Aber leider sind die von mir aufgeführten Personengruppen in Deutschland eben keine Minderheit. Wer dies verkennt, lebt meiner Ansicht nach in einer Traumwelt. Hier mal einige Zahlen als Fakten:

1,5 Mio. Alkoholabhägige -davon 5-10 % harte Alkoholiker
450000 Medikamentabhängige
60-80000 Drogenabhängige (Heroin und Kokain)
9% der Bevölkerung leidet unter psychischen Erkrankungen -davon die Hälfte in deutlicher und schwerer Ausprägung

Sicher ist ein Großteil dieser Menschen in der Lage Eigenverantwortung zu übernehmen. Aber wenn es nur 1/10 nicht kann, so ist das immer noch ein erheblicher Bestandteil unserer Gesellschaft.
Auch wenn man noch so schöne Ideen hat, wir werden mit diesen Menschen und ihren Unzulänglichkeiten leben müssen.

Gruß

Bluetaipan

ladowa

@ Bluetaipan5 [#77]

"Sicher ist ein Großteil dieser Menschen in der Lage Eigenverantwortung zu übernehmen."
Ich würde sogar sagen, dass unter ihnen auch extrem viele Leistungsträger und Führungskräfte zu finden sind...
Beste Grüße,
redsnapper

tradexxx
Mitglied seit 10 Jahre 9 Monate

@Bluetaipan

Soll sich der freie Mensch seine Lebensweise von Suchtkranken und Drogensüchtigen diktieren lassen?

Soll sich eine Gesellschaft Sucht, Drogenkonsum und/oder Verweigerung als Maßstab ihrer Lebens- und Gestaltungsweise machen?

Von Klopfenstein
Mitglied seit 10 Jahre 9 Monate

Jeder hat doch heute bereits ein Grundeinkommen. In welcher Form auch immer: Arbeitsolsengeld, Invalidenrente usw.... Sogar Gefängnis garantiert einen gewissen Lebensstandard und kostet den Staat zudem enorm viel Geld.

Wer heute nicht arbeiten will, muss nicht arbeiten. Ausser man würde alle Sozialwerke abschaffen und jeden sich selber überlassen. Aber diese Variante käme vermutlich noch teurer, weil man die Polizei verstärken müsste, um die zunehmende Kriminalität zu bekämpfen.

Bluetaipan5
Mitglied seit 10 Jahre 9 Monate

@ tradexxx [#79]

"Soll sich der freie Mensch seine Lebensweise von Suchtkranken und Drogensüchtigen diktieren lassen?

Soll sich eine Gesellschaft Sucht, Drogenkonsum und/oder Verweigerung als Maßstab ihrer Lebens- und Gestaltungsweise machen?"

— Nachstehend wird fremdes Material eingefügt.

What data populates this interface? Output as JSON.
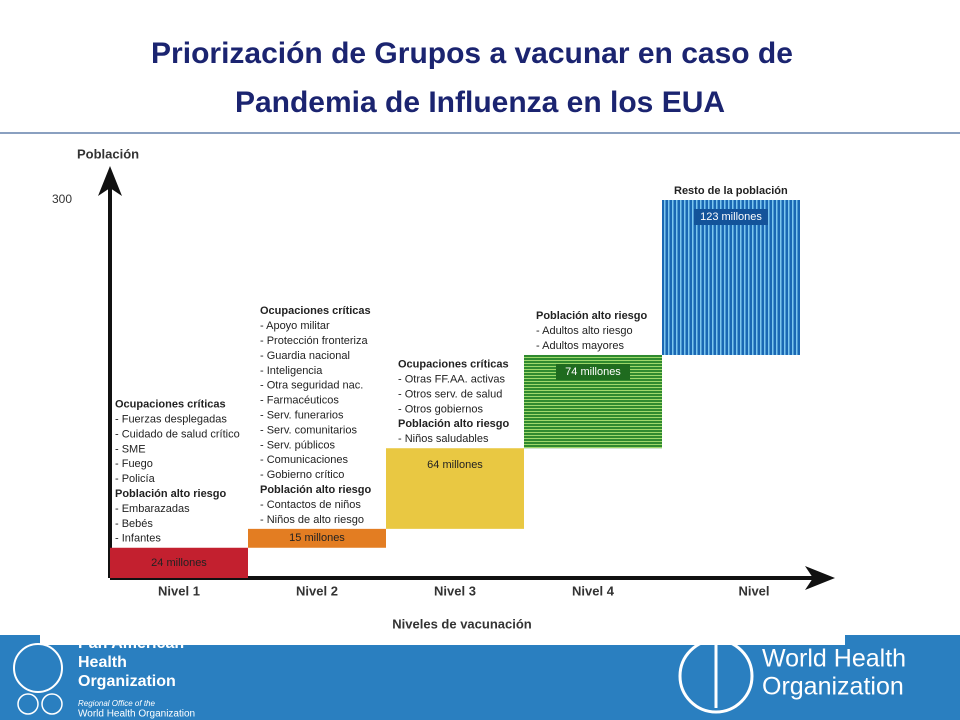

Fragen Sie Ihren Landtagsabgeordneten!

Ich kann meine Beispiele auch noch weiterführen. Wie soll die anwachsende Zahl an Menschen, die an Altersdemenz erkranken, Eigenverantwortung übernehmen?
Oder die wachsende Zahl der Jugendlichen ohne Hauptschulabschluß, von denen ein Großteil nie auf dem Arbeitsmarkt integriert werden kann?

@tradexxx diese Menschen nehmen doch bereits Einfluß auf Ihr Leben- wenn auch indirekt über Ihren Geldbeutel.

Die Politiker sollten sich ihrer verfehlten Sozialpolitik bewußt werden, bevor auch nur irgend jemand an ein Grundeinkommen denkt.